Fra le tecnologie abilitanti dell’Industria 4.0, il cloud è una delle più gettonate, eppure la sua penetrazione in Italia è ancora piuttosto bassa. C’è voluta una pandemia per convincere molte aziende a mettere da parte i dubbi sull’adozione della nuvola, tanto è vero che dal 2019 al 2020 la percentuale di pmi che hanno utilizzato servizi “chiavi in mano” basati su cloud è salita al 42%, dal 30% alla quale era ancorata da anni (dati dell’Osservatorio Cloud Computing del Politecnico di Milano). Con il risultato di far salire il valore del mercato a 3,34 miliardi di euro (+21%) con la componente dei Software as a Service, quella dei servizi che hanno permesso a molte aziende di superare la pandemia, in gran spolvero: +46%, oltre 1 miliardo di euro.

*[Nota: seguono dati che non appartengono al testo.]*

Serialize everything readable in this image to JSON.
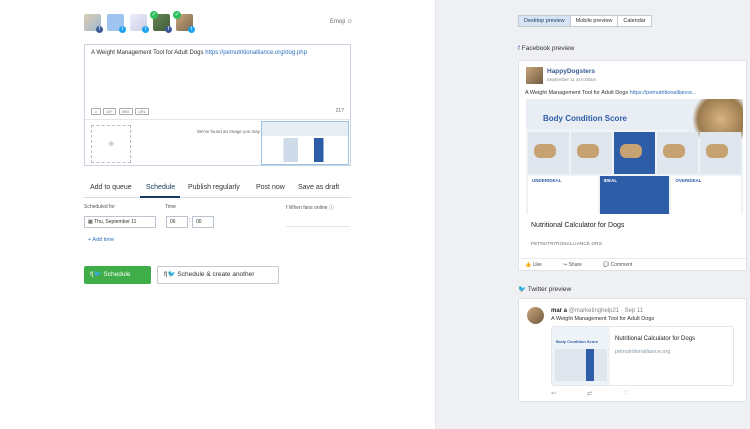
{
  "profiles": {
    "emoji_link": "Emoji ☺"
  },
  "composer": {
    "text_plain": "A Weight Management Tool for Adult Dogs ",
    "text_link": "https://petnutritionalliance.org/dog.php",
    "char_count": "217",
    "found_text": "We've found an Image you may like"
  },
  "tabs": [
    "Add to queue",
    "Schedule",
    "Publish regularly",
    "Post now",
    "Save as draft"
  ],
  "schedule": {
    "scheduled_for_label": "Scheduled for",
    "time_label": "Time",
    "date_value": "Thu, September 11",
    "hour_value": "06",
    "minute_value": "00",
    "fb_online_label": "When fans online",
    "add_time_label": "+ Add time"
  },
  "buttons": {
    "schedule": "Schedule",
    "schedule_another": "Schedule & create another"
  },
  "preview_tabs": [
    "Desktop preview",
    "Mobile preview",
    "Calendar"
  ],
  "facebook": {
    "section_title": "Facebook preview",
    "page_name": "HappyDogsters",
    "date": "September 11 at 6:00am",
    "post_text_plain": "A Weight Management Tool for Adult Dogs ",
    "post_text_link": "https://petnutritionalliance...",
    "image_title": "Body Condition Score",
    "label_underideal": "UNDERIDEAL",
    "label_ideal": "IDEAL",
    "label_overideal": "OVERIDEAL",
    "link_title": "Nutritional Calculator for Dogs",
    "link_domain": "PETNUTRITIONALLIANCE.ORG",
    "actions": [
      "Like",
      "Share",
      "Comment"
    ]
  },
  "twitter": {
    "section_title": "Twitter preview",
    "name": "mar a",
    "handle": "@marketinghelp21 · Sep 11",
    "text": "A Weight Management Tool for Adult Dogs",
    "card_title": "Nutritional Calculator for Dogs",
    "card_domain": "petnutritionalliance.org",
    "image_title": "Body Condition Score"
  },
  "icons": {
    "facebook": "facebook-icon",
    "twitter": "twitter-icon",
    "add-image": "add-image-icon",
    "info": "info-icon"
  },
  "colors": {
    "schedule_green": "#3fae49",
    "link_blue": "#2c6fbb",
    "facebook_blue": "#3b5998",
    "twitter_blue": "#1da1f2",
    "panel_gray": "#eef0f3"
  }
}
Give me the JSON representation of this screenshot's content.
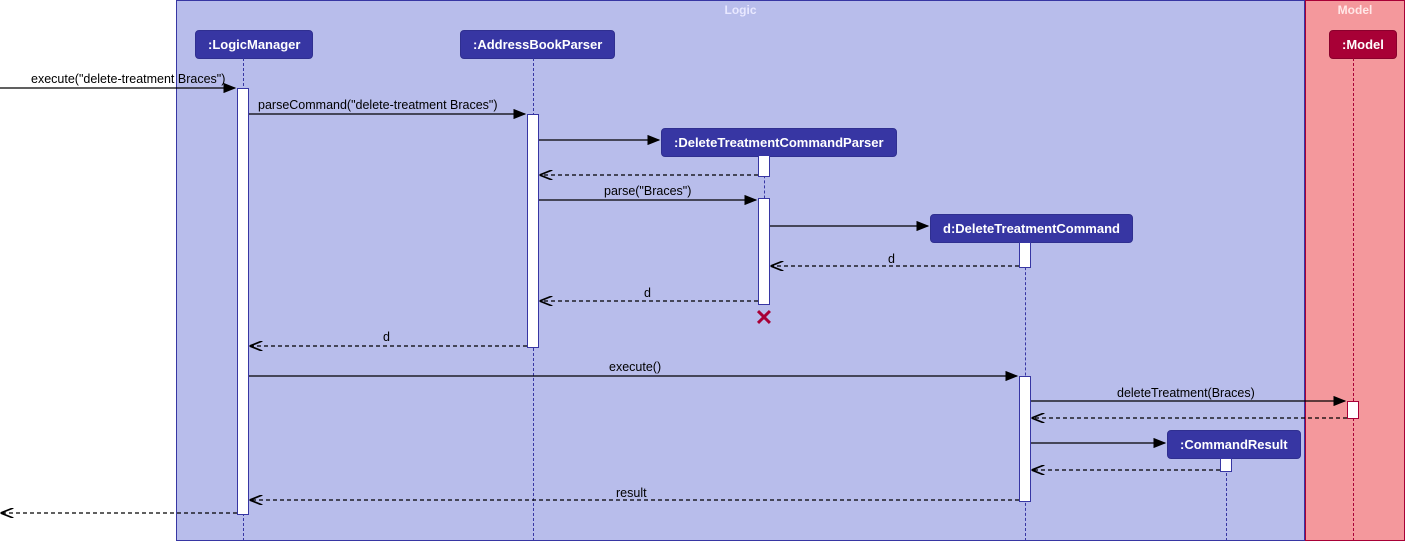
{
  "frames": {
    "logic": "Logic",
    "model": "Model"
  },
  "participants": {
    "logicManager": ":LogicManager",
    "addressBookParser": ":AddressBookParser",
    "deleteTreatmentCommandParser": ":DeleteTreatmentCommandParser",
    "deleteTreatmentCommand": "d:DeleteTreatmentCommand",
    "commandResult": ":CommandResult",
    "model": ":Model"
  },
  "messages": {
    "m1": "execute(\"delete-treatment Braces\")",
    "m2": "parseCommand(\"delete-treatment Braces\")",
    "m3": "parse(\"Braces\")",
    "m4": "d",
    "m5": "d",
    "m6": "d",
    "m7": "execute()",
    "m8": "deleteTreatment(Braces)",
    "m9": "result"
  },
  "chart_data": {
    "type": "uml-sequence",
    "frames": [
      {
        "name": "Logic",
        "color": "#b8bdeb",
        "contains": [
          ":LogicManager",
          ":AddressBookParser",
          ":DeleteTreatmentCommandParser",
          "d:DeleteTreatmentCommand",
          ":CommandResult"
        ]
      },
      {
        "name": "Model",
        "color": "#f4989c",
        "contains": [
          ":Model"
        ]
      }
    ],
    "participants": [
      {
        "id": "caller",
        "label": "",
        "external": true
      },
      {
        "id": "LM",
        "label": ":LogicManager"
      },
      {
        "id": "ABP",
        "label": ":AddressBookParser"
      },
      {
        "id": "DTCP",
        "label": ":DeleteTreatmentCommandParser",
        "created": true,
        "destroyed": true
      },
      {
        "id": "DTC",
        "label": "d:DeleteTreatmentCommand",
        "created": true
      },
      {
        "id": "CR",
        "label": ":CommandResult",
        "created": true
      },
      {
        "id": "M",
        "label": ":Model"
      }
    ],
    "messages": [
      {
        "from": "caller",
        "to": "LM",
        "label": "execute(\"delete-treatment Braces\")",
        "type": "sync"
      },
      {
        "from": "LM",
        "to": "ABP",
        "label": "parseCommand(\"delete-treatment Braces\")",
        "type": "sync"
      },
      {
        "from": "ABP",
        "to": "DTCP",
        "label": "",
        "type": "create"
      },
      {
        "from": "DTCP",
        "to": "ABP",
        "label": "",
        "type": "return"
      },
      {
        "from": "ABP",
        "to": "DTCP",
        "label": "parse(\"Braces\")",
        "type": "sync"
      },
      {
        "from": "DTCP",
        "to": "DTC",
        "label": "",
        "type": "create"
      },
      {
        "from": "DTC",
        "to": "DTCP",
        "label": "d",
        "type": "return"
      },
      {
        "from": "DTCP",
        "to": "ABP",
        "label": "d",
        "type": "return"
      },
      {
        "from": "DTCP",
        "to": null,
        "label": "",
        "type": "destroy"
      },
      {
        "from": "ABP",
        "to": "LM",
        "label": "d",
        "type": "return"
      },
      {
        "from": "LM",
        "to": "DTC",
        "label": "execute()",
        "type": "sync"
      },
      {
        "from": "DTC",
        "to": "M",
        "label": "deleteTreatment(Braces)",
        "type": "sync"
      },
      {
        "from": "M",
        "to": "DTC",
        "label": "",
        "type": "return"
      },
      {
        "from": "DTC",
        "to": "CR",
        "label": "",
        "type": "create"
      },
      {
        "from": "CR",
        "to": "DTC",
        "label": "",
        "type": "return"
      },
      {
        "from": "DTC",
        "to": "LM",
        "label": "result",
        "type": "return"
      },
      {
        "from": "LM",
        "to": "caller",
        "label": "",
        "type": "return"
      }
    ]
  }
}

Ma ciò è successo perché le aziende non avevano scelta: o in cloud, o fermi. Quando il management può scegliere senza l’imposizione del lockdown, affiorano nei decisori dubbi e pregiudizi di ogni tipo. Legati soprattutto alla “virtualità” apparente della nuvola, alla sua presunta “intangibilità”. Certo, per un IT manager avere sott’occhio dei rack pieni di hard disk e di server è, in qualche modo, tranquillizzante: so dove sono i miei dati, quelli di cui sono chiamato a rispondere, e li tengo sotto controllo e decido io chi può farci cosa. Ma in realtà, anche con il cloud i dati sono alloggiati in qualche rack, più affidabile, meglio gestito, e più al sicuro di quanto non lo siano quelli presenti nel data center di una piccola azienda. Solo che non vedendolo si ha l’impressione di acquistare qualcosa che non è concreto, non è strutturato, è volatile e insicuro come Internet.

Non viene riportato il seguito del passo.